27 August 2009

Interviews

CVs are redundant here. Interviewers want to see your CV in THEIR FORMS. You walk into a job interview only to be welcomed by a 5-page form. They want to know your I.C number, age, gender, religion, race, your parents' name and occupation. Do you have a car? What type? Is your spouse working?

Today, there was even an IQ test. Yes this is exactly how they put it - "IQ" test. Not just any test, IQ. Haha. Tell me that is not absurd.

I wonder what employers look for in an architect. First of all you need to be able to reproduce long and repetitive information. Then you have to be either very young and sexy if you are a girl, or old and snobby if you are a guy. You better be religious. It will be a plus if you are of a superior race, and if your parents are somehow related to a minister.
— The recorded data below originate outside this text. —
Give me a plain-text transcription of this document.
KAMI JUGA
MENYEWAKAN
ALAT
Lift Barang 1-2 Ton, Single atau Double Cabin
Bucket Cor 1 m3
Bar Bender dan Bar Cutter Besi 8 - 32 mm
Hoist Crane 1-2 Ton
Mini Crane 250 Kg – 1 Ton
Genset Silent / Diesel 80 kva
And you better remember the answers for the IQ questions you have done all of your life.

Some companies think it should be your privillage to work for them, and "their name says it all". Sorry but this really doesn't work for architecture. This is a creative industry that needs a constant spark. The name says very little.

Very few interviewers, either directors or associates, are enthusiastic about what they do. I looked at them and thought "I really don't want to be you in 5 or 10 years." On the other hand, I adore the passionate ones.

I am grateful for the interviews. All are inspiring and educational, one way or another. I think I am more certain about what I want now.

25 August 2009

没事的

只因我们是他人生命中的过客, 我们太常忽略, 我们也在他人生活中留痕.

今天妈妈说了一个我觉得值得记下来的故事.

多年前的初中统考考场. 考生们的压力, 在寂静的考场, 从考生们分秒必争的笔触和急促的心跳听得出来. 考试结束, 考生们要用棉线将考卷系在一起才交上. 一名考生因紧张而双手不停颤抖, 怎么努力, 都无法将柔软的棉线穿过考卷上的小洞. 眼看其他考生纷纷交卷, 这名考生的手, 抖得更凶.

"没事的, 我来帮你." 监考老师安抚了他的情绪, 也替他系好考卷. 为了避免偏袒作弊的行为, 监考老师都是从其他学校调过来的, 师生彼此并不认识, 因此事后监考老师也把这件事忘了.

反而是这名学生, 一直把这份情, 收得好好的. 这位监考老师, 是我妈妈, 这名考生, 多年后在我妈妈的学校执教, 并把这件事重述. "我一直都很想跟您说谢谢!"

每一个平凡的过客, 在另一个人的生命, 都可能举足轻重. 我们多少次因为事情的微不足道, 或不想多管闲事, 而低估了自己随时行善的重要性? "不以善小而不为". 我虽然一直知道, 但现在才懂.

18 August 2009

Venice Bienalle 2008

















Same old Gehry

Same old Hadid (NOT THAT CHIC, the design)

12 August 2009

Happy Birthday to me


Today, I turn 26. I was going to say 21, but then I realized I don't mind being 26. Not anymore. Actually, now that I think about it, I don't mind being 30 either. Or 40.

Nowadays, we fear getting older, younger. I remember being so envious of 21y.o. girls when I was 23. I almost fainted when I first discovered neck wrinkles at 23. the Thanks to the "fear-of-age" marketting, we salute youth. Age seems to be merely something we have to resist and triumph over. Thus the multi billion business of anti-ageing products.

The good thing about being an architect, is that a 40y.o. architect is a "young architect". It doesn't matter if I am becoming an old woman. I am becoming a young architect. How cool is that.